The resulting number is 9. Now we need to check whether it is a multiple of 3. We can do this by checking if the remainder of 9 divided by 3 is equal to 0:

9 % 3 = 0

Since the remainder is 0, we know that 9 is indeed a multiple of 3.

Therefore, the answer is "Yes", the sum of prime numbers in the list [2, 4, 6, 7, 9, 14] is a multiple of 3.

Strategies

While these templates will help you to squeeze the potential of LLMs for your needs, sometimes they can still struggle with certain complex tasks. A few techniques have been developed to help LLMs get to a satisfactory answer. Until now, we have only used zero-shot prompting, which we will now define. However, we can use more complex techniques.

Zero-shot prompting

We have been using zero-shot prompting for all examples in this article. Zero-shot prompting means passing a prompt to the LLM with just the question we want it to answer, without any examples of how it should respond in other cases. For example, in an earlier example we did:

Prompt

Classify the text into positive, neutral or negative:
Text: That shot selection was awful
Classification:

Output

Negative

This might not be enough context for the model to answer exactly how we want it to. Let's see what alternatives we have.

Few-shot prompting

As opposed to zero-shot prompting, with few-shot prompting we give the LLM a few examples of how it should respond before we ask the question. For example, let's say we want to classify the sentiment of a text like in the previous example. But we want it to give us the answer in a very specific format every time. We could give it a few examples beforehand like so:

Prompt

Classify the text into positive, neutral or negative:
Text: Today the weather is fantastic
Classification: Pos
Text: The furniture is small.
Classification: Neu
Text: I don't like your attitude
Classification: Neg
Text: That shot selection was awful
Classification:

Output

Neg

Chain of thought prompting

For even more complex tasks, we can combine few-shot prompting with making the model reason about its answer.

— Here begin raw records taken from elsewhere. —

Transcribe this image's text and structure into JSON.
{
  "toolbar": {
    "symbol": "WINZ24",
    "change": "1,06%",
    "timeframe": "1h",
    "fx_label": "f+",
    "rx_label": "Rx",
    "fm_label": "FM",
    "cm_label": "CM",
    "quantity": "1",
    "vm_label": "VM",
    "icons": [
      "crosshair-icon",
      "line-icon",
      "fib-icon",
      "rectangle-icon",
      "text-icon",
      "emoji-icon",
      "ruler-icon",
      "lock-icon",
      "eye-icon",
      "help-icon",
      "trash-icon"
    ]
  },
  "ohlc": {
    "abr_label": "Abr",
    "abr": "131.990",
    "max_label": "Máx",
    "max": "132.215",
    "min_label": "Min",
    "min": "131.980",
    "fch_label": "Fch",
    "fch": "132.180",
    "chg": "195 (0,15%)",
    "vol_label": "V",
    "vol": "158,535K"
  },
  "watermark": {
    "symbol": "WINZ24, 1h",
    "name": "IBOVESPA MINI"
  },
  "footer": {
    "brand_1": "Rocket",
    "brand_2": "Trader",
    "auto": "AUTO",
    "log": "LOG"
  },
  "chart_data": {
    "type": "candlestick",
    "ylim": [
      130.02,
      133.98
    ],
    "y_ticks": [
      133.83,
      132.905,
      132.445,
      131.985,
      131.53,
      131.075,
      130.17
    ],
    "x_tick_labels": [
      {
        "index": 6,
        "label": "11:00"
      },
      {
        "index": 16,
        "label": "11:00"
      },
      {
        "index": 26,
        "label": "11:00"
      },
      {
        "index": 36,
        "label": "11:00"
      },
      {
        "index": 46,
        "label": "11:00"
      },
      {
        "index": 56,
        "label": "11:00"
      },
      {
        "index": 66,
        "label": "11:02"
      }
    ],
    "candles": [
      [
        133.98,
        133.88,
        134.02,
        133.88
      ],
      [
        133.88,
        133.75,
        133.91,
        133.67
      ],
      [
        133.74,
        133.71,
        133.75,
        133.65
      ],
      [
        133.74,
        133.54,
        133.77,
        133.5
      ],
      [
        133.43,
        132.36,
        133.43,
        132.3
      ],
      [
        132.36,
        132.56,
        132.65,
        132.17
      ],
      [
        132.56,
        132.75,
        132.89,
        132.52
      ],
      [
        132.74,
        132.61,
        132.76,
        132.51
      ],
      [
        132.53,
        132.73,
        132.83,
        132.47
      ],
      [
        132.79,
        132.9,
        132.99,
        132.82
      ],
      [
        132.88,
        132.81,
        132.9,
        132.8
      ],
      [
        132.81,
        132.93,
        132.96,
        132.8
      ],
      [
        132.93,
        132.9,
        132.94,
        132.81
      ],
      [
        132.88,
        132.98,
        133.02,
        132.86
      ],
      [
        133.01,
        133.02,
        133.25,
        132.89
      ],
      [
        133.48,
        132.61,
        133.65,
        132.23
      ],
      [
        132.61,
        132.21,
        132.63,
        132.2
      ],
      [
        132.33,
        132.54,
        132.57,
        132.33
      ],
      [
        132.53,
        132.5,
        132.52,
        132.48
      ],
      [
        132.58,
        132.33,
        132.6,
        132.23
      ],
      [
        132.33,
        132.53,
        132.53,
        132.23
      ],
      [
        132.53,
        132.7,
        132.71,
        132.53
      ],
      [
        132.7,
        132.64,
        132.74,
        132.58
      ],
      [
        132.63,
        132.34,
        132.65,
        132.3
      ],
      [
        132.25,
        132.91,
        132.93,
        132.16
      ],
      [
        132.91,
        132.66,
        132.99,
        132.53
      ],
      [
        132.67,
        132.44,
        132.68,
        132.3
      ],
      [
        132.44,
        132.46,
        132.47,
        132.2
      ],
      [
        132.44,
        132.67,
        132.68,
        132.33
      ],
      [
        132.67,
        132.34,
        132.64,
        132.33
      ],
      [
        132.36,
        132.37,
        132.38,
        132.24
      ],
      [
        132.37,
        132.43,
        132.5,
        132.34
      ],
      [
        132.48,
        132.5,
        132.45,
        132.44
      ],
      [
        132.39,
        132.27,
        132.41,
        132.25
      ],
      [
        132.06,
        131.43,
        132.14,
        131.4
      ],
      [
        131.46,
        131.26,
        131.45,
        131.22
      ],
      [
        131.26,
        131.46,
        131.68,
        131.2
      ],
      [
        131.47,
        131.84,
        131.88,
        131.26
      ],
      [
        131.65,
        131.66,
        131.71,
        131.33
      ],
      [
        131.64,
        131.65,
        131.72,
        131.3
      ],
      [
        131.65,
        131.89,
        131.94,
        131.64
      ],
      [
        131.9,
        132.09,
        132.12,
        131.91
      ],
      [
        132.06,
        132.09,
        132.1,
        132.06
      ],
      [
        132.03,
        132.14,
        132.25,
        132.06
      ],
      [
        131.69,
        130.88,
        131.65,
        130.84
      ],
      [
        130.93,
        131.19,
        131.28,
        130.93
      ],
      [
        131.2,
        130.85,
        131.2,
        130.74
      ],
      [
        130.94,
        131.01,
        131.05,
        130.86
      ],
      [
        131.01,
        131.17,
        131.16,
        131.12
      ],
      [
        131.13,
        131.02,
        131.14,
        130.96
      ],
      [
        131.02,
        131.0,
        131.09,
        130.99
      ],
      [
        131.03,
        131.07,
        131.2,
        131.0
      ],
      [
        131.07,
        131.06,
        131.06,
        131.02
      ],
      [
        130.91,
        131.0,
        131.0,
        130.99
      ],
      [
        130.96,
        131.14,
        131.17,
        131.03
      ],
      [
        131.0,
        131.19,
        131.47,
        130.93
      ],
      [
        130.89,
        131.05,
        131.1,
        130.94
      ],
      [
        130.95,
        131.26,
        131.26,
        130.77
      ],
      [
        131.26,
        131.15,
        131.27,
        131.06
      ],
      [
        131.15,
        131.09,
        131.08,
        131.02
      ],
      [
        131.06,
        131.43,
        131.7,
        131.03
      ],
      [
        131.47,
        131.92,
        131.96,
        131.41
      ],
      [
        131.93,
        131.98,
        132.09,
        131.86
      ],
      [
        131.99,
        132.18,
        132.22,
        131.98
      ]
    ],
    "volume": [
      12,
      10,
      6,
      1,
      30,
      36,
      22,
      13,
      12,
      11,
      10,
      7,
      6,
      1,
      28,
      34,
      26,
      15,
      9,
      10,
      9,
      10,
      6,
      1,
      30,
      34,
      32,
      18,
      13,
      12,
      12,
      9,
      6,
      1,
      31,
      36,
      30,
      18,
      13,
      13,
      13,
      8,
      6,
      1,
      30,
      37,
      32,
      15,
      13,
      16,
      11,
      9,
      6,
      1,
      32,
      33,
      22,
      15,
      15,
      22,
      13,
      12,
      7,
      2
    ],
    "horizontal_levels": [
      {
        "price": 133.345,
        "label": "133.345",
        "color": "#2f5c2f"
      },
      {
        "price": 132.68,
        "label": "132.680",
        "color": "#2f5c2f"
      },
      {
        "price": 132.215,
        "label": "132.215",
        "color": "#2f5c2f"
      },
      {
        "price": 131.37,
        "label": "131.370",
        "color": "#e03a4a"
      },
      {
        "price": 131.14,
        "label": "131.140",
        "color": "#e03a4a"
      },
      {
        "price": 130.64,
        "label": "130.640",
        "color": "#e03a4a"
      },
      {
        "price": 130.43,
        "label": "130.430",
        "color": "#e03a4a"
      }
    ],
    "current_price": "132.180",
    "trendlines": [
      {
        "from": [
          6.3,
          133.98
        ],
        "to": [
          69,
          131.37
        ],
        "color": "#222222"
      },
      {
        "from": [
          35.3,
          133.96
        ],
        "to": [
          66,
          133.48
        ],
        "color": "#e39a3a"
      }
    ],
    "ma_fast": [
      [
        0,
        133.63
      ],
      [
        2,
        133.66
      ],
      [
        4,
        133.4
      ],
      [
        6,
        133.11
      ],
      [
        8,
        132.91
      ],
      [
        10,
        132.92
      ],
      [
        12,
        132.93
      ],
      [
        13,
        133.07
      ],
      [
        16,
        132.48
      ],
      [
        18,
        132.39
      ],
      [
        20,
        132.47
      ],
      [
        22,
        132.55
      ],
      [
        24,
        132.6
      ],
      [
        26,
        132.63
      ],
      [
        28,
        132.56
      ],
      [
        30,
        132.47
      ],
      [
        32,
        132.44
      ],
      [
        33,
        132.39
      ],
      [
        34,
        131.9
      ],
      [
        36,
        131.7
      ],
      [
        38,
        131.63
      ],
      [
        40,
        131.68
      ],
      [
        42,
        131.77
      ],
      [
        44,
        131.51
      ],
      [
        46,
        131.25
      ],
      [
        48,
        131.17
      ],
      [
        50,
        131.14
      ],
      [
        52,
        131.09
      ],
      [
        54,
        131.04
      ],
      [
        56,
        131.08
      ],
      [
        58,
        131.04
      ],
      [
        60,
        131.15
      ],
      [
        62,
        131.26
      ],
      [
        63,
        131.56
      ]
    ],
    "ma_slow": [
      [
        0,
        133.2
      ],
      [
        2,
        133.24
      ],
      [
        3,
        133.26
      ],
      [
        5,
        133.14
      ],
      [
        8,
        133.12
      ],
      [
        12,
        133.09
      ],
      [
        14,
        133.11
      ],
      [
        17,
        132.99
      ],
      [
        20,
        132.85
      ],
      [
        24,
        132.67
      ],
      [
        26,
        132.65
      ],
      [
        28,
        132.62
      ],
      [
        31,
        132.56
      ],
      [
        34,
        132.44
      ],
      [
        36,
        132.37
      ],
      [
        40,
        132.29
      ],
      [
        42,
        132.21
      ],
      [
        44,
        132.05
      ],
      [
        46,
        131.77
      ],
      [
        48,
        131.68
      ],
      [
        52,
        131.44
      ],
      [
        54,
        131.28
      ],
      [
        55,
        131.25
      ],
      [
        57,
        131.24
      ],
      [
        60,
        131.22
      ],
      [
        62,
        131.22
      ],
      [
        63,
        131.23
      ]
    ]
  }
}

We can use the same example as before to see how reasoning and few-shot prompting affect the result:

Prompt

Q: The sum of prime numbers in the following list are a multiple of 3: [2, 4, 6, 7, 9, 14]
A: The prime numbers in the list are 2 and 7. Their sum is 9. 9 % 3 = 0. The answer is yes.
Q: The sum of prime numbers in the following list are a multiple of 3: [1, 2, 4, 7, 8, 10]
A: The prime numbers in the list are 1, 2 and 7. Their sum is 10. 10 % 3 = 1. The answer is no.
Q: The sum of prime numbers in the following list are a multiple of 3: [1, 2, 3, 4]
A: The prime numbers in the list are 1, 2 and 3. Their sum is 6. 6 % 3 = 0. The answer is yes.
Q: The sum of prime numbers in the following list are a multiple of 3: [5, 6, 7, 8]
A:

Output

The prime numbers in the list are 5 and 7. Their sum is 12. 12 % 3 = 0. The answer is yes.

Final note

LLMs have revolutionized the field of natural language processing, but to maximize their potential, prompt engineering is essential. By understanding the tasks LLMs can perform, their shortcomings, and various prompt engineering strategies, developers can harness the power of LLMs to create innovative and effective solutions. More strategies and techniques will likely be developed in the close future so be tuned in to further advancements in this field to maximize LLM potential even more. Moreover, as LLMs continue to grow bigger with billions of additional parameters, it is probable that more tasks that we cannot even think of right now will be very possible. It's amazing to think of what will be possible using these new tools and which use cases will they serve us in the future.